Ann lived in Uganda until she was fourteen then came to a farming community near Kings Lynn Norfolk. She studied at London University and worked mainly in London as a Psychiatric Social worker. Then had a family and lived in Raynes Park for many years. Her poetry arises from these transitions. The Lines We Trace is her first full collection since Warming The Stones published in 1994 in the period when she was teaching Creative Writing in Merton, Kingston and Richmond. She co-runs a weekly writing group in Raynes Park Library She is married to Reinalt and her children are Robin and Alys. She was an editor of the Long Poem Magazine for five years and has co-edited anthologies for Merton Poets.


I dress her, pull up the knickers,

iron the frock.

I jab the head,

the hair won’t comb.

The limbs snap off,

the elastic quivers, breaks,

A leg in my hand

the body is limbless.

My mother repairs her,

but her legs swivel.

One day a finger snaps off.

A chip in her curly head  reveals grit.

Linette tells me the bit

knocked off her nose

was nothing.

I try to straighten her knees,

wish her eyes to open and shut

but they remain painted.

She is stubborn

the way she looks out,

a head full of thoughts,

resistance I admire.

Travelling the Roads in My Red Mini


I loved hearing the zing of tarmac,

winding the windows down, letting the air circulate,

singing to myself at the top of my voice

to keep awake on the long journey home

from Leamington Spa to Norfolk.

I loved swinging around bends,

daring to overtake if there was room.


The outside of the car was knackered,

seats and floor strew with bottles of juice and maps.

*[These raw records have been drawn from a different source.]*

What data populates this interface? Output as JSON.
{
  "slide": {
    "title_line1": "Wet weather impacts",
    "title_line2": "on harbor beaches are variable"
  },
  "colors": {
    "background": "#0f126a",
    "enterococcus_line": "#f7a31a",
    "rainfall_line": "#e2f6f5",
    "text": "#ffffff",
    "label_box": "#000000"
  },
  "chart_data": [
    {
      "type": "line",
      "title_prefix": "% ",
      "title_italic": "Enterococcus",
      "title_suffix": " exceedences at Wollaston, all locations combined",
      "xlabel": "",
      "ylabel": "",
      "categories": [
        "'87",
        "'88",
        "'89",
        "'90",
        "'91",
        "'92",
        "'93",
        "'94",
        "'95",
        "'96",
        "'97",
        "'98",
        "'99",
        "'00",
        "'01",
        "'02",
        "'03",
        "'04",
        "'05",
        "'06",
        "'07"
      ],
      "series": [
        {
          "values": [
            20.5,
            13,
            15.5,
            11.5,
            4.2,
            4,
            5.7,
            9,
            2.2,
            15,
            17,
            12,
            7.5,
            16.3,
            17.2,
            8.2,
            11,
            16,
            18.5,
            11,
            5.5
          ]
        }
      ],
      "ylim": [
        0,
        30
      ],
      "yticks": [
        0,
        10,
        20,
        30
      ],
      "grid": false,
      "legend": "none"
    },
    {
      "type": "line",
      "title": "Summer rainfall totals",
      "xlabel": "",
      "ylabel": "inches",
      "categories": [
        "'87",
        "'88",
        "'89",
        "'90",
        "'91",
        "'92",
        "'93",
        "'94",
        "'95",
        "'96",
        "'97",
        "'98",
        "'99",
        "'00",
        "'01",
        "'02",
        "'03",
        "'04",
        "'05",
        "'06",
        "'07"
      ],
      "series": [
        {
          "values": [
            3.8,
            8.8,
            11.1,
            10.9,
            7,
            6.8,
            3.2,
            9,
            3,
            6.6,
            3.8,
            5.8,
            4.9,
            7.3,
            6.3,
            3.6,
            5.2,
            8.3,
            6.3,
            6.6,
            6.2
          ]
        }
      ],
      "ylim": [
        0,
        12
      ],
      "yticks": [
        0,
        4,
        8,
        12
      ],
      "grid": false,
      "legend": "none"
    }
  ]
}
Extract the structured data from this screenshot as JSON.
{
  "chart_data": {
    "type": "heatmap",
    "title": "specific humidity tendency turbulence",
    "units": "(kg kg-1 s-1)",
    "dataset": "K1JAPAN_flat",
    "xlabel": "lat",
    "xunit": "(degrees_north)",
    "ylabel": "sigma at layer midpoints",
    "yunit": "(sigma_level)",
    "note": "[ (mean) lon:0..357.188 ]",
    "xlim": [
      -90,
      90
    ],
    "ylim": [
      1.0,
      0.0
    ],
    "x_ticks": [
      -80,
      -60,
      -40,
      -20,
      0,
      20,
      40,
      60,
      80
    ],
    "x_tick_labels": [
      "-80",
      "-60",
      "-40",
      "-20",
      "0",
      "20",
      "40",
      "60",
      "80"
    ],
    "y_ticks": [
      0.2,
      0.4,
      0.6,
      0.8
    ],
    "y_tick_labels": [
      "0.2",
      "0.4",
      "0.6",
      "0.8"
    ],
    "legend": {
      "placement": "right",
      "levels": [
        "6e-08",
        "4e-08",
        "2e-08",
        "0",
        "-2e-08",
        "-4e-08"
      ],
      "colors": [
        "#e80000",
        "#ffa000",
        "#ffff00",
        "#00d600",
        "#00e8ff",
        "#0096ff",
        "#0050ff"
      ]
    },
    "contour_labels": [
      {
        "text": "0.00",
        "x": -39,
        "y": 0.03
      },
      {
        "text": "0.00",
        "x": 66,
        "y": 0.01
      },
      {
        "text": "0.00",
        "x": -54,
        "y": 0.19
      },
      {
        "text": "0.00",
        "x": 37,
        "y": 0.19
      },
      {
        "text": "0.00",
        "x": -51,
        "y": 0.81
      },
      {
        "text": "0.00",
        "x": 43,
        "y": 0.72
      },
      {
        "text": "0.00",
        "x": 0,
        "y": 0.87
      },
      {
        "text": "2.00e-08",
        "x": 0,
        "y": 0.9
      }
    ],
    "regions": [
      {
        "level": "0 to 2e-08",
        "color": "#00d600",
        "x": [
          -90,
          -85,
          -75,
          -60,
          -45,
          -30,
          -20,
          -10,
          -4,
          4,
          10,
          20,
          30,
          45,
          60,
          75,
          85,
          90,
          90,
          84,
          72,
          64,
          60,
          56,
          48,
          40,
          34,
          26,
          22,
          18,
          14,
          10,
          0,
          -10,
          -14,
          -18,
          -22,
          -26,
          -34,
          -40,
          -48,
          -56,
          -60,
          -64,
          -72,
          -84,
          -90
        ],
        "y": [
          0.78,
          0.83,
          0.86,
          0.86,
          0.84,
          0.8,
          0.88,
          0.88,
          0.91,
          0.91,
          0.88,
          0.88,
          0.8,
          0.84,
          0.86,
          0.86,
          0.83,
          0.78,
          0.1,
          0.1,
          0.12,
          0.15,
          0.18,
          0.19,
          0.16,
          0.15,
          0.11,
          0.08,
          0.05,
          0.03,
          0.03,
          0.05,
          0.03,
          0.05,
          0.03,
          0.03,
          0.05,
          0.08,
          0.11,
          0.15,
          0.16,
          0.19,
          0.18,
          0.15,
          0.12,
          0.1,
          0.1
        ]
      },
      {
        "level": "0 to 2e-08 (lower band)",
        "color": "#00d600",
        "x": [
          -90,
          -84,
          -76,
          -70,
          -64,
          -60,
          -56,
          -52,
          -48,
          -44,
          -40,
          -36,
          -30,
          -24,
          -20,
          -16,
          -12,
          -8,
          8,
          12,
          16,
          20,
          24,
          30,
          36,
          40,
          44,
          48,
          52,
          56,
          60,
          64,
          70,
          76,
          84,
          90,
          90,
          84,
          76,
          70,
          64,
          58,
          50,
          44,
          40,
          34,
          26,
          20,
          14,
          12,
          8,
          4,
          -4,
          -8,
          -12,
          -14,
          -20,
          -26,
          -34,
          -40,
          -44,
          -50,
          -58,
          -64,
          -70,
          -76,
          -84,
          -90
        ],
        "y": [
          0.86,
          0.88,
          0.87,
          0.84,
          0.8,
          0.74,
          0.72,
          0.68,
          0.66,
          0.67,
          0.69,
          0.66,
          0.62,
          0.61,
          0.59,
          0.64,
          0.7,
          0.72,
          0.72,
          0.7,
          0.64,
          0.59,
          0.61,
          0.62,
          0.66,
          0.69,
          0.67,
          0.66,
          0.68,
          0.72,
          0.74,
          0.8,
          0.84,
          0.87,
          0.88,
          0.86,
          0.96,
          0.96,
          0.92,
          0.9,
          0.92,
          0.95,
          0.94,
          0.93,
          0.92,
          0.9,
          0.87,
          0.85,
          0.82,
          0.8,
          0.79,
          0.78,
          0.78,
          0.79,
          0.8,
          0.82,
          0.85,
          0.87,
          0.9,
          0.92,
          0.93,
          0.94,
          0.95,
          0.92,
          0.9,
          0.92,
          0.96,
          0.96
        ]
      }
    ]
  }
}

There were crumbs from the lunch I took in a layby

before visiting streets where depressed women lived.

There was mud from the woodland walks I’d take

trying to shake off the  enclosure of the hospital,

my psychiatric load, the stench of cabbage water.


Once I took a man who had murdered his mother to a hostel,

and once I took a long-term patient

who was wedded to the hospital vegetable patch

to his long-estranged sisters in their semi.

They inhabit your car, the people you have given lifts to,

streams of thoughts you have harboured,

brave songs, the sound of pouring rain.